Page MenuHomePhabricator

Understanding first day: activate for Vietnamese Wikipedia
Closed, ResolvedPublic

Description

We are going to start recording data from Vietnamese Wikipedia into the EditorJourney schema, like we have done for Czech and Korean Wikipedias.

In order to start doing this, @kostajh needs to know the ID numbers of namespaces in Vietnamese Wikipedia that will be considered "sensitive" so that the URLs of page views in those namespaces can be obfuscated. This is the English version:

  • Article (0)
  • Article talk (1)
  • File (6)
  • File talk (7)
  • Portal (100)
  • Portal (101)
  • Draft (118)
  • Draft talk (119)

Here are the Vietnamese ones (that wiki doesn't have Draft ns.)

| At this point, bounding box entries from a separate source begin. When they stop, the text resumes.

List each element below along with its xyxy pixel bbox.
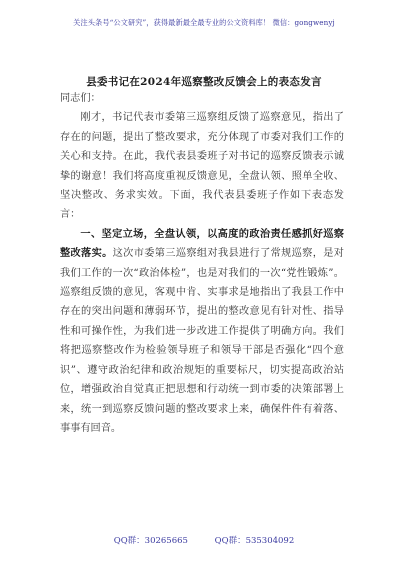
salutation: 同志们：	[60, 93, 101, 104]
footer-qq-group-2: QQ群：535304092	[214, 536, 295, 546]
document-body	[60, 89, 344, 438]
header-promo-banner: 关注头条号“公文研究”，获得最新最全最专业的公文资料库！ 微信：gongwenyj	[73, 18, 335, 27]
footer-qq-group-1: QQ群：30265665	[113, 536, 188, 546]
section-1-paragraph	[60, 225, 344, 438]
opening-paragraph: 刚才，书记代表市委第三巡察组反馈了巡察意见，指出了存在的问题，提出了整改要求，充分体现了市委对我们工作的关心和支持。在此，我代表县委班子对书记的巡察反馈表示诚挚的谢意！我们将高度重视反馈意见，全盘认领、照单全收、坚决整改、务求实效。下面，我代表县委班子作如下表态发言：	[60, 112, 344, 221]
document-title: 县委书记在2024年巡察整改反馈会上的表态发言	[86, 76, 322, 88]
section-1-heading: 一、坚定立场，全盘认领，以高度的政治责任感抓好巡察整改落实。	[60, 227, 344, 260]
footer-qq-groups	[0, 534, 408, 546]
section-1-text: 这次市委第三巡察组对我县进行了常规巡察，是对我们工作的一次“政治体检”，也是对我们的一次“党性锻炼”。巡察组反馈的意见，客观中肯、实事求是地指出了我县工作中存在的突出问题和薄弱环节，提出的整改意见有针对性、指导性和可操作性，为我们进一步改进工作提供了明确方向。我们将把巡察整改作为检验领导班子和领导干部是否强化“四个意识”、遵守政治纪律和政治规矩的重要标尺，切实提高政治站位，增强政治自觉真正把思想和行动统一到市委的决策部署上来，统一到巡察反馈问题的整改要求上来，确保件件有着落、事事有回音。	[60, 248, 344, 434]
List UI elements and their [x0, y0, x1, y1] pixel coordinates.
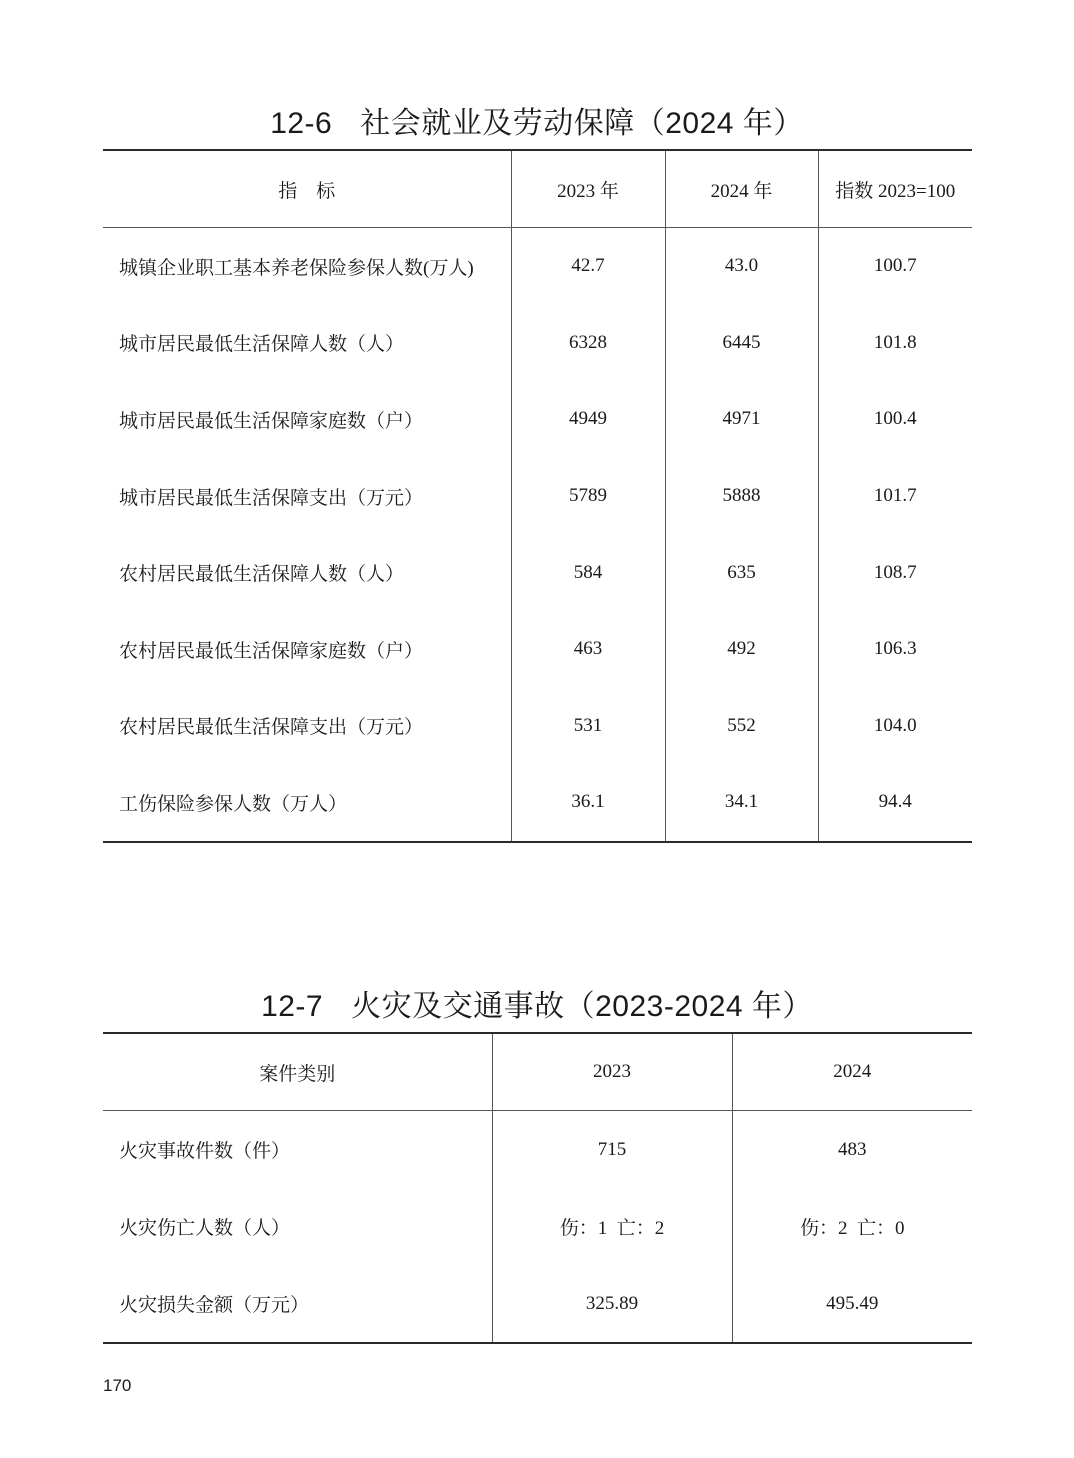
value-2024: 483 — [732, 1111, 972, 1189]
row-label: 火灾损失金额（万元） — [103, 1265, 492, 1343]
row-label: 城市居民最低生活保障人数（人） — [119, 334, 405, 356]
table-number: 12-7 — [261, 990, 324, 1023]
row-label: 农村居民最低生活保障人数（人） — [119, 564, 405, 586]
value-2023: 伤：1 亡：2 — [492, 1188, 732, 1265]
value-2024: 34.1 — [665, 764, 818, 842]
value-2023: 36.1 — [511, 764, 665, 842]
value-2024: 492 — [665, 611, 818, 688]
value-2023: 325.89 — [492, 1265, 732, 1343]
header-2023: 2023 年 — [511, 150, 665, 228]
header-indicator: 指 标 — [103, 150, 511, 228]
page-number: 170 — [103, 1376, 132, 1395]
value-2023: 584 — [511, 534, 665, 611]
index-value: 100.7 — [818, 228, 972, 305]
table-row — [103, 305, 972, 382]
header-2024: 2024 — [732, 1033, 972, 1111]
row-label: 农村居民最低生活保障家庭数（户） — [119, 640, 424, 662]
table-12-7-title — [0, 981, 1074, 1025]
table-12-6-title — [0, 98, 1074, 142]
value-2024: 伤：2 亡：0 — [732, 1188, 972, 1265]
table-title-text: 社会就业及劳动保障（2024 年） — [360, 107, 804, 140]
row-label: 城市居民最低生活保障家庭数（户） — [119, 410, 424, 432]
header-case-type: 案件类别 — [103, 1033, 492, 1111]
index-value: 101.7 — [818, 458, 972, 535]
table-row — [103, 611, 972, 688]
value-2024: 43.0 — [665, 228, 818, 305]
row-label: 城镇企业职工基本养老保险参保人数(万人) — [119, 257, 474, 279]
index-value: 108.7 — [818, 534, 972, 611]
value-2023: 5789 — [511, 458, 665, 535]
table-number: 12-6 — [270, 107, 333, 140]
value-2024: 4971 — [665, 381, 818, 458]
table-header-row — [103, 1033, 972, 1111]
table-header-row — [103, 150, 972, 228]
value-2023: 42.7 — [511, 228, 665, 305]
table-row — [103, 534, 972, 611]
value-2024: 495.49 — [732, 1265, 972, 1343]
value-2023: 4949 — [511, 381, 665, 458]
value-2023: 463 — [511, 611, 665, 688]
value-2023: 715 — [492, 1111, 732, 1189]
index-value: 104.0 — [818, 688, 972, 765]
social-employment-table — [103, 149, 972, 843]
table-row — [103, 1188, 972, 1265]
value-2023: 531 — [511, 688, 665, 765]
index-value: 101.8 — [818, 305, 972, 382]
row-label: 火灾伤亡人数（人） — [119, 1218, 291, 1239]
table-title-text: 火灾及交通事故（2023-2024 年） — [351, 990, 813, 1023]
index-value: 100.4 — [818, 381, 972, 458]
table-row — [103, 381, 972, 458]
row-label: 城市居民最低生活保障支出（万元） — [119, 487, 424, 509]
header-2023: 2023 — [492, 1033, 732, 1111]
value-2024: 5888 — [665, 458, 818, 535]
value-2024: 6445 — [665, 305, 818, 382]
row-label: 农村居民最低生活保障支出（万元） — [119, 717, 424, 739]
value-2024: 552 — [665, 688, 818, 765]
table-row — [103, 1265, 972, 1343]
table-row — [103, 1111, 972, 1189]
header-index: 指数 2023=100 — [818, 150, 972, 228]
table-row — [103, 228, 972, 305]
row-label: 工伤保险参保人数（万人） — [103, 764, 511, 842]
row-label: 火灾事故件数（件） — [119, 1141, 291, 1162]
header-2024: 2024 年 — [665, 150, 818, 228]
table-row — [103, 688, 972, 765]
index-value: 94.4 — [818, 764, 972, 842]
table-row — [103, 458, 972, 535]
value-2024: 635 — [665, 534, 818, 611]
index-value: 106.3 — [818, 611, 972, 688]
value-2023: 6328 — [511, 305, 665, 382]
table-row — [103, 764, 972, 842]
fire-accident-table — [103, 1032, 972, 1344]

  • We need to find the equivalents to these in Vietnamese, which @Trizek-WMF can do. Maybe it will be helpful if @kostajh lists the ones we are using for Czech and Korean.
  • After @Trizek-WMF has those, @kostajh can turn this on. Let's set a tentative date of Thursday, January 17.
  • Then @nettrom_WMF and/or @MMiller_WMF can make sure that events are flowing correctly to the data lake with their obfuscations and everything.

Event Timeline

@Trizek-WMF -- thank you. Could you list the actual IDs of the namespaces that we should obfuscate?

They are the same as on your list. Other unusual namespaces are modules (828), utilities/gadgets (2300) and utilities/gadgets definition (2302).

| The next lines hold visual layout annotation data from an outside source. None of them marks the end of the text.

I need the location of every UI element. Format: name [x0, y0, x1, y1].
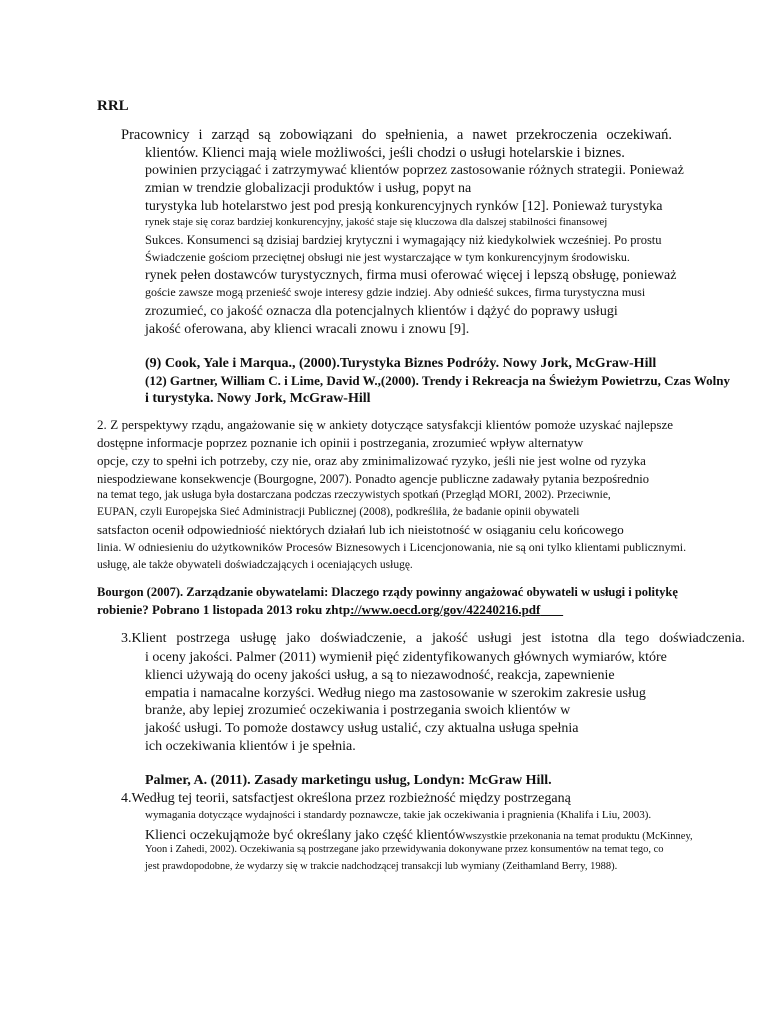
paragraph-line: zmian w trendzie globalizacji produktów i usług, popyt na	[145, 181, 472, 196]
paragraph-line: Świadczenie gościom przeciętnej obsługi nie jest wystarczające w tym konkurencyjnym środowisku.	[145, 250, 630, 264]
reference-link[interactable]: ://www.oecd.org/gov/42240216.pdf	[350, 602, 541, 617]
paragraph-line: ich oczekiwania klientów i je spełnia.	[145, 739, 356, 754]
paragraph-line: EUPAN, czyli Europejska Sieć Administracji Publicznej (2008), podkreśliła, że badanie opinii obywateli	[97, 506, 580, 518]
paragraph-line: jakość usługi. To pomoże dostawcy usług ustalić, czy aktualna usługa spełnia	[145, 721, 579, 736]
paragraph-line: rynek staje się coraz bardziej konkurencyjny, jakość staje się kluczowa dla dalszej stabilności finansowej	[145, 216, 608, 228]
paragraph-line: zrozumieć, co jakość oznacza dla potencjalnych klientów i dążyć do poprawy usługi	[145, 304, 618, 319]
paragraph-line: goście zawsze mogą przenieść swoje interesy gdzie indziej. Aby odnieść sukces, firma turystyczna musi	[145, 285, 646, 299]
section-3-reference: Palmer, A. (2011). Zasady marketingu usług, Londyn: McGraw Hill.	[145, 773, 552, 788]
reference-line: (12) Gartner, William C. i Lime, David W.,(2000). Trendy i Rekreacja na Świeżym Powietrzu, Czas Wolny	[145, 373, 730, 388]
paragraph-line: jest prawdopodobne, że wydarzy się w trakcie nadchodzącej transakcji lub wymiany (Zeithamland Berry, 1988).	[145, 861, 618, 872]
paragraph-line: wymagania dotyczące wydajności i standardy poznawcze, takie jak oczekiwania i pragnienia (Khalifa i Liu, 2003).	[145, 809, 652, 821]
paragraph-line: empatia i namacalne korzyści. Według niego ma zastosowanie w szerokim zakresie usług	[145, 686, 646, 701]
paragraph-line: usługę, ale także obywateli doświadczających i oceniających usługę.	[97, 559, 413, 571]
paragraph-line: dostępne informacje poprzez poznanie ich opinii i postrzegania, zrozumieć wpływ alternatyw	[97, 435, 584, 450]
paragraph-line: satsfacton ocenił odpowiedniość niektórych działań lub ich nieistotność w osiąganiu celu końcowego	[97, 522, 624, 537]
paragraph-line: jakość oferowana, aby klienci wracali znowu i znowu [9].	[145, 322, 470, 337]
page-title: RRL	[97, 98, 129, 114]
paragraph-line: i oceny jakości. Palmer (2011) wymienił pięć zidentyfikowanych głównych wymiarów, które	[145, 650, 667, 665]
paragraph-line: linia. W odniesieniu do użytkowników Procesów Biznesowych i Licencjonowania, nie są oni tylko klientami publicznymi.	[97, 540, 687, 554]
paragraph-text: wszystkie przekonania na temat produktu (McKinney,	[465, 831, 693, 842]
paragraph-line: klienci używają do oceny jakości usług, a są to niezawodność, reakcja, zapewnienie	[145, 668, 615, 683]
paragraph-text: Klienci oczekująmoże być określany jako część klientów	[145, 828, 466, 843]
reference-line: i turystyka. Nowy Jork, McGraw-Hill	[145, 391, 371, 406]
reference-line: Bourgon (2007). Zarządzanie obywatelami: Dlaczego rządy powinny angażować obywateli w usługi i politykę	[97, 585, 678, 599]
reference-text: robienie? Pobrano 1 listopada 2013 roku zhtp	[97, 602, 351, 617]
reference-line: (9) Cook, Yale i Marqua., (2000).Turystyka Biznes Podróży. Nowy Jork, McGraw-Hill	[145, 356, 657, 371]
paragraph-line: 4.Według tej teorii, satsfactjest określona przez rozbieżność między postrzeganą	[121, 791, 571, 806]
paragraph-line: 3.Klient postrzega usługę jako doświadczenie, a jakość usługi jest istotna dla tego doświadczenia.	[121, 631, 745, 646]
reference-line	[97, 603, 563, 618]
paragraph-line: branże, aby lepiej zrozumieć oczekiwania i postrzegania swoich klientów w	[145, 703, 571, 718]
paragraph-line: turystyka lub hotelarstwo jest pod presją konkurencyjnych rynków [12]. Ponieważ turystyka	[145, 199, 663, 214]
paragraph-line: na temat tego, jak usługa była dostarczana podczas rzeczywistych spotkań (Przegląd MORI, 2002). Przeciwnie,	[97, 489, 611, 501]
paragraph-line: rynek pełen dostawców turystycznych, firma musi oferować więcej i lepszą obsługę, ponieważ	[145, 268, 677, 283]
paragraph-line: klientów. Klienci mają wiele możliwości, jeśli chodzi o usługi hotelarskie i biznes.	[145, 145, 625, 161]
paragraph-line: Yoon i Zahedi, 2002). Oczekiwania są postrzegane jako przewidywania dokonywane przez konsumentów na temat tego, co	[145, 844, 664, 855]
paragraph-line: 2. Z perspektywy rządu, angażowanie się w ankiety dotyczące satysfakcji klientów pomoże uzyskać najlepsze	[97, 417, 673, 432]
paragraph-line: niespodziewane konsekwencje (Bourgogne, 2007). Ponadto agencje publiczne zadawały pytania bezpośrednio	[97, 472, 650, 486]
paragraph-line: opcje, czy to spełni ich potrzeby, czy nie, oraz aby zminimalizować ryzyko, jeśli nie jest wolne od ryzyka	[97, 453, 646, 468]
paragraph-line	[145, 826, 693, 844]
link-underline-filler	[540, 602, 563, 617]
paragraph-line: Pracownicy i zarząd są zobowiązani do spełnienia, a nawet przekroczenia oczekiwań.	[121, 127, 672, 143]
paragraph-line: Sukces. Konsumenci są dzisiaj bardziej krytyczni i wymagający niż kiedykolwiek wcześniej. Po prostu	[145, 233, 662, 247]
paragraph-line: powinien przyciągać i zatrzymywać klientów poprzez zastosowanie różnych strategii. Ponieważ	[145, 163, 684, 178]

They are the same as on your list.

@Trizek-WMF But not drafts, since that wiki doesn't have them. In summary it's:

  • Article (0)
  • Article talk (1)
  • File (6)
  • File talk (7)
  • Portal (100)
  • Portal (101)

Change 484289 had a related patch set uploaded (by Kosta Harlan; owner: Kosta Harlan):
[operations/mediawiki-config@master] EditorJourney: Enable data collection for viwiki

https://gerrit.wikimedia.org/r/484289

@MMiller_WMF the patch to enable data collection is ready. Could we schedule it for tomorrow or Wednesday, in case any unforeseen problems arise, in which case Thursday would be the fallback date? If we wait until Thursday and there's an issue then we would have to wait until Monday to try again.

@kostajh -- let's schedule this for Wednesday.

I'm pinging the community about it.

let's schedule this for Wednesday.

Scheduled for the 10 AM PST SWAT window on Wednesday.

Change 484289 merged by jenkins-bot:
[operations/mediawiki-config@master] EditorJourney: Enable data collection for viwiki

https://gerrit.wikimedia.org/r/484289

Mentioned in SAL (#wikimedia-operations) [2019-01-16T17:18:16Z] <dcausse@deploy1001> Synchronized wmf-config/InitialiseSettings.php: EditorJourney: Enable data collection for viwiki T213348 (duration: 00m 52s)

I verified that there is data flowing into the Data Lake also from Vietnamese Wikipedia, with 57 events currently recorded. Closing this ticket as this work is now completed.